The resurrection is Christianity’s great feast. It marks the triumph of life over death, of good over evil, of whatever epic struggle you want to insert here. It is the epic epic. It seals Jesus’ identity as the Son of God, and our identity as overcomers in him. Without Christ’s resurrection, as St Paul reminds us, “our faith is futile”.

Considering all of this, it seems that the resurrected Jesus goes about things in exactly the wrong way. He’s the walking, talking Body of Evidence to silence all his critics and detractors, to convince skeptics and convert unbelievers. Also, he’s got the ultimate last laugh.

But he doesn’t silence critics or convert unbelievers, and he only convinces those skeptics who, in easier times, were already convinced. And he doesn’t ha-ha anyone. He is usually not immediately recognized by the people he appears to, and he does not hang around for very long once they do recognize him. The first witnesses of his resurrection are people whose testimony would be considered invalid in a court of law at that time. He is apparently doing his best to make the accounts of his resurrection as unbelievable and discreditable as possible.

Is this the same Jesus who told us not to hide a light under a bushel, and not to bury the talent we’ve been given?
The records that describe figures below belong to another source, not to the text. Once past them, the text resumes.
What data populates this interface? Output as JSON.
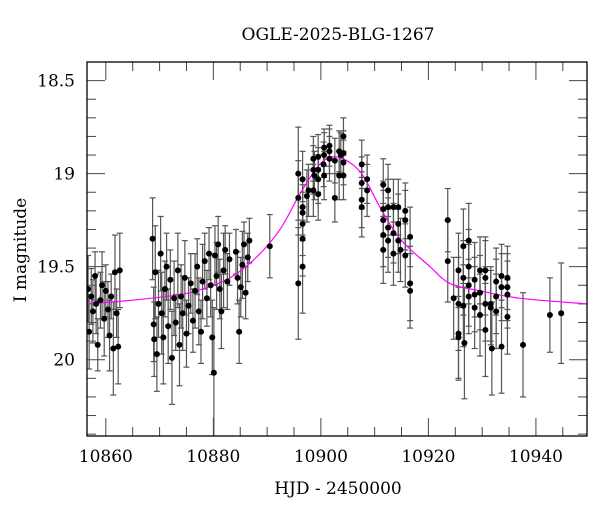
{
  "chart_data": {
    "type": "scatter",
    "title": "OGLE-2025-BLG-1267",
    "xlabel": "HJD - 2450000",
    "ylabel": "I magnitude",
    "xlim": [
      10856.5,
      10949.5
    ],
    "ylim": [
      20.41,
      18.4
    ],
    "y_inverted": true,
    "grid": false,
    "xticks": [
      10860,
      10880,
      10900,
      10920,
      10940
    ],
    "xtick_labels": [
      "10860",
      "10880",
      "10900",
      "10920",
      "10940"
    ],
    "yticks": [
      18.5,
      19,
      19.5,
      20
    ],
    "ytick_labels": [
      "18.5",
      "19",
      "19.5",
      "20"
    ],
    "colors": {
      "points": "#000000",
      "error_bars": "#555555",
      "model": "#ff00ff",
      "axes": "#000000"
    },
    "points_format": [
      "hjd",
      "mag",
      "err"
    ],
    "points": [
      [
        10856.7,
        19.62,
        0.18
      ],
      [
        10856.9,
        19.85,
        0.2
      ],
      [
        10857.3,
        19.66,
        0.15
      ],
      [
        10857.6,
        19.74,
        0.17
      ],
      [
        10858.0,
        19.55,
        0.13
      ],
      [
        10858.2,
        19.7,
        0.16
      ],
      [
        10858.5,
        19.92,
        0.14
      ],
      [
        10859.0,
        19.68,
        0.15
      ],
      [
        10859.3,
        19.6,
        0.18
      ],
      [
        10859.7,
        19.78,
        0.2
      ],
      [
        10860.0,
        19.63,
        0.14
      ],
      [
        10860.4,
        19.73,
        0.15
      ],
      [
        10860.7,
        19.87,
        0.19
      ],
      [
        10861.0,
        19.66,
        0.12
      ],
      [
        10861.4,
        19.94,
        0.25
      ],
      [
        10861.7,
        19.53,
        0.2
      ],
      [
        10862.0,
        19.75,
        0.13
      ],
      [
        10862.3,
        19.93,
        0.2
      ],
      [
        10862.6,
        19.52,
        0.2
      ],
      [
        10868.7,
        19.35,
        0.22
      ],
      [
        10868.9,
        19.81,
        0.2
      ],
      [
        10869.0,
        19.89,
        0.2
      ],
      [
        10869.2,
        19.53,
        0.25
      ],
      [
        10869.5,
        19.97,
        0.2
      ],
      [
        10869.8,
        19.7,
        0.18
      ],
      [
        10870.2,
        19.43,
        0.2
      ],
      [
        10870.4,
        19.75,
        0.22
      ],
      [
        10870.7,
        19.88,
        0.25
      ],
      [
        10871.0,
        19.62,
        0.15
      ],
      [
        10871.3,
        19.5,
        0.18
      ],
      [
        10871.6,
        19.82,
        0.2
      ],
      [
        10872.0,
        19.57,
        0.16
      ],
      [
        10872.3,
        19.99,
        0.25
      ],
      [
        10872.7,
        19.67,
        0.2
      ],
      [
        10873.0,
        19.8,
        0.15
      ],
      [
        10873.4,
        19.52,
        0.2
      ],
      [
        10873.7,
        19.92,
        0.22
      ],
      [
        10874.0,
        19.66,
        0.17
      ],
      [
        10874.3,
        19.75,
        0.2
      ],
      [
        10874.7,
        19.56,
        0.2
      ],
      [
        10875.0,
        19.86,
        0.18
      ],
      [
        10875.4,
        19.71,
        0.15
      ],
      [
        10875.8,
        19.59,
        0.16
      ],
      [
        10876.2,
        19.79,
        0.17
      ],
      [
        10876.6,
        19.63,
        0.2
      ],
      [
        10877.0,
        19.5,
        0.15
      ],
      [
        10877.3,
        19.74,
        0.18
      ],
      [
        10877.7,
        19.85,
        0.17
      ],
      [
        10878.0,
        19.58,
        0.2
      ],
      [
        10878.4,
        19.47,
        0.15
      ],
      [
        10878.8,
        19.67,
        0.15
      ],
      [
        10879.2,
        19.43,
        0.14
      ],
      [
        10879.5,
        19.6,
        0.17
      ],
      [
        10879.8,
        19.88,
        0.2
      ],
      [
        10880.1,
        20.07,
        0.35
      ],
      [
        10880.3,
        19.44,
        0.16
      ],
      [
        10880.6,
        19.55,
        0.18
      ],
      [
        10880.9,
        19.38,
        0.15
      ],
      [
        10881.2,
        19.62,
        0.16
      ],
      [
        10881.5,
        19.74,
        0.2
      ],
      [
        10881.9,
        19.52,
        0.2
      ],
      [
        10882.2,
        19.41,
        0.13
      ],
      [
        10882.6,
        19.58,
        0.15
      ],
      [
        10883.0,
        19.46,
        0.14
      ],
      [
        10884.2,
        19.42,
        0.12
      ],
      [
        10884.5,
        19.56,
        0.14
      ],
      [
        10884.8,
        19.85,
        0.17
      ],
      [
        10885.1,
        19.61,
        0.16
      ],
      [
        10885.4,
        19.49,
        0.18
      ],
      [
        10885.7,
        19.38,
        0.12
      ],
      [
        10886.0,
        19.64,
        0.14
      ],
      [
        10886.4,
        19.45,
        0.13
      ],
      [
        10886.7,
        19.36,
        0.12
      ],
      [
        10890.5,
        19.39,
        0.17
      ],
      [
        10895.8,
        19.0,
        0.25
      ],
      [
        10895.8,
        19.13,
        0.2
      ],
      [
        10895.8,
        19.59,
        0.3
      ],
      [
        10896.6,
        19.03,
        0.15
      ],
      [
        10896.6,
        19.18,
        0.15
      ],
      [
        10896.6,
        19.21,
        0.15
      ],
      [
        10896.6,
        19.27,
        0.17
      ],
      [
        10896.6,
        19.35,
        0.2
      ],
      [
        10896.6,
        19.5,
        0.25
      ],
      [
        10897.4,
        19.12,
        0.14
      ],
      [
        10897.7,
        19.09,
        0.14
      ],
      [
        10898.6,
        18.92,
        0.12
      ],
      [
        10898.6,
        18.98,
        0.13
      ],
      [
        10898.6,
        19.09,
        0.14
      ],
      [
        10898.8,
        19.01,
        0.13
      ],
      [
        10899.5,
        18.91,
        0.12
      ],
      [
        10899.5,
        18.98,
        0.12
      ],
      [
        10899.5,
        19.03,
        0.13
      ],
      [
        10899.5,
        19.11,
        0.14
      ],
      [
        10900.5,
        18.95,
        0.12
      ],
      [
        10900.6,
        18.86,
        0.1
      ],
      [
        10900.6,
        18.9,
        0.12
      ],
      [
        10900.6,
        19.01,
        0.13
      ],
      [
        10901.6,
        18.85,
        0.11
      ],
      [
        10901.6,
        18.88,
        0.12
      ],
      [
        10901.6,
        18.92,
        0.12
      ],
      [
        10902.6,
        18.93,
        0.12
      ],
      [
        10902.6,
        19.13,
        0.13
      ],
      [
        10903.4,
        18.88,
        0.11
      ],
      [
        10903.4,
        19.01,
        0.13
      ],
      [
        10903.7,
        18.9,
        0.12
      ],
      [
        10904.2,
        18.8,
        0.1
      ],
      [
        10904.2,
        18.89,
        0.12
      ],
      [
        10904.2,
        18.94,
        0.12
      ],
      [
        10904.2,
        19.01,
        0.13
      ],
      [
        10907.6,
        18.95,
        0.13
      ],
      [
        10907.6,
        19.05,
        0.14
      ],
      [
        10907.6,
        19.14,
        0.15
      ],
      [
        10907.6,
        19.18,
        0.16
      ],
      [
        10908.6,
        19.03,
        0.13
      ],
      [
        10908.6,
        19.09,
        0.14
      ],
      [
        10911.6,
        19.06,
        0.14
      ],
      [
        10911.6,
        19.19,
        0.15
      ],
      [
        10911.6,
        19.25,
        0.16
      ],
      [
        10911.6,
        19.33,
        0.17
      ],
      [
        10911.6,
        19.41,
        0.18
      ],
      [
        10912.5,
        19.09,
        0.14
      ],
      [
        10912.5,
        19.18,
        0.15
      ],
      [
        10912.5,
        19.29,
        0.16
      ],
      [
        10912.5,
        19.36,
        0.17
      ],
      [
        10913.5,
        19.18,
        0.15
      ],
      [
        10913.5,
        19.32,
        0.16
      ],
      [
        10913.5,
        19.43,
        0.17
      ],
      [
        10914.4,
        19.18,
        0.15
      ],
      [
        10914.4,
        19.27,
        0.16
      ],
      [
        10914.4,
        19.36,
        0.17
      ],
      [
        10914.8,
        19.41,
        0.17
      ],
      [
        10915.7,
        19.2,
        0.15
      ],
      [
        10915.7,
        19.25,
        0.16
      ],
      [
        10915.7,
        19.44,
        0.17
      ],
      [
        10916.6,
        19.34,
        0.16
      ],
      [
        10916.6,
        19.59,
        0.2
      ],
      [
        10916.6,
        19.63,
        0.2
      ],
      [
        10923.6,
        19.25,
        0.17
      ],
      [
        10923.6,
        19.47,
        0.22
      ],
      [
        10924.7,
        19.67,
        0.22
      ],
      [
        10925.6,
        19.52,
        0.2
      ],
      [
        10925.6,
        19.7,
        0.25
      ],
      [
        10925.6,
        19.86,
        0.25
      ],
      [
        10925.6,
        19.88,
        0.22
      ],
      [
        10926.5,
        19.39,
        0.2
      ],
      [
        10926.5,
        19.56,
        0.2
      ],
      [
        10926.5,
        19.71,
        0.22
      ],
      [
        10926.7,
        19.91,
        0.3
      ],
      [
        10927.5,
        19.36,
        0.2
      ],
      [
        10927.5,
        19.5,
        0.2
      ],
      [
        10927.5,
        19.6,
        0.22
      ],
      [
        10927.5,
        19.66,
        0.2
      ],
      [
        10928.6,
        19.57,
        0.2
      ],
      [
        10928.6,
        19.65,
        0.2
      ],
      [
        10928.6,
        19.72,
        0.22
      ],
      [
        10929.6,
        19.52,
        0.18
      ],
      [
        10929.6,
        19.64,
        0.2
      ],
      [
        10929.6,
        19.76,
        0.22
      ],
      [
        10930.6,
        19.52,
        0.18
      ],
      [
        10930.6,
        19.56,
        0.2
      ],
      [
        10930.6,
        19.7,
        0.2
      ],
      [
        10930.6,
        19.84,
        0.25
      ],
      [
        10931.6,
        19.7,
        0.2
      ],
      [
        10931.6,
        19.72,
        0.2
      ],
      [
        10931.8,
        19.94,
        0.25
      ],
      [
        10932.6,
        19.58,
        0.18
      ],
      [
        10932.6,
        19.66,
        0.2
      ],
      [
        10932.6,
        19.74,
        0.2
      ],
      [
        10933.6,
        19.55,
        0.17
      ],
      [
        10933.6,
        19.61,
        0.18
      ],
      [
        10933.6,
        19.93,
        0.25
      ],
      [
        10934.7,
        19.56,
        0.17
      ],
      [
        10934.7,
        19.61,
        0.18
      ],
      [
        10934.7,
        19.65,
        0.18
      ],
      [
        10934.7,
        19.77,
        0.2
      ],
      [
        10937.6,
        19.92,
        0.28
      ],
      [
        10942.6,
        19.76,
        0.2
      ],
      [
        10944.7,
        19.75,
        0.27
      ]
    ],
    "model_curve": {
      "x": [
        10856.5,
        10865,
        10873.8,
        10878,
        10883.1,
        10888,
        10892.4,
        10896.1,
        10899.8,
        10903.0,
        10907.3,
        10911.0,
        10914.7,
        10920.3,
        10924.0,
        10929.6,
        10937.1,
        10949.5
      ],
      "y": [
        19.7,
        19.68,
        19.65,
        19.62,
        19.56,
        19.45,
        19.3,
        19.11,
        18.95,
        18.91,
        18.99,
        19.18,
        19.35,
        19.5,
        19.59,
        19.63,
        19.67,
        19.7
      ]
    }
  }
}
Why is he treating his resurrection like classified information, like an inside joke, like, like… well, like a light that he’s very effectively keeping under a bushel?

He had said it himself: unless a grain of wheat falls into the ground and dies, it remains only a grain of wheat; but if it dies, it produces great fruit. He may have been talking primarily of his own death and resurrection, but it is a fundamental principle of his teaching, and of our lives, especially as this death and resurrection becomes our guiding spiritual reality: we lose what we try to hold on to, and we gain what we voluntarily forfeit. And we gain it hundredfold.

Jesus voluntarily forfeited his life to find it again, but he also voluntarily forfeited something else: the most logical means by which to “bring great fruit”, to draw the great masses of humankind to himself. He knew the nature of doubt better than the doubters themselves did. He knew that “if they do not believe Moses and the prophets, neither will they believe when someone rises from the dead.” He knew that the sort of people who would shout “Hosanna” one day would shout “Crucify him” by the end of the week. He knew that true faith would have to make a much more subversive entrance, that the most valuable treasure would have to be carried in earthen vessels.

But this may be even more important: Jesus knew that faith is not what you have before you doubt, just like hope and joy are not what you have before you fall into despair. Faith, hope and joy are the Promised Land, and doubt and despair are the river, the desert, and the sea that must be crossed to get there. He knew that what skeptics and doubters often need is not less doubt but more. Doubt to the point of unbearable discomfort. He knew that the sort of openness we need to arrive at if we are to step out of ourselves even for a moment will never be achieved as long as we have the luxury of “letting facts speak for themselves.” He knew what he was saying when he told Thomas, “blessed are those who believe without seeing.”

Glory be to you, O Christ! “Surely you are a God who hides himself.”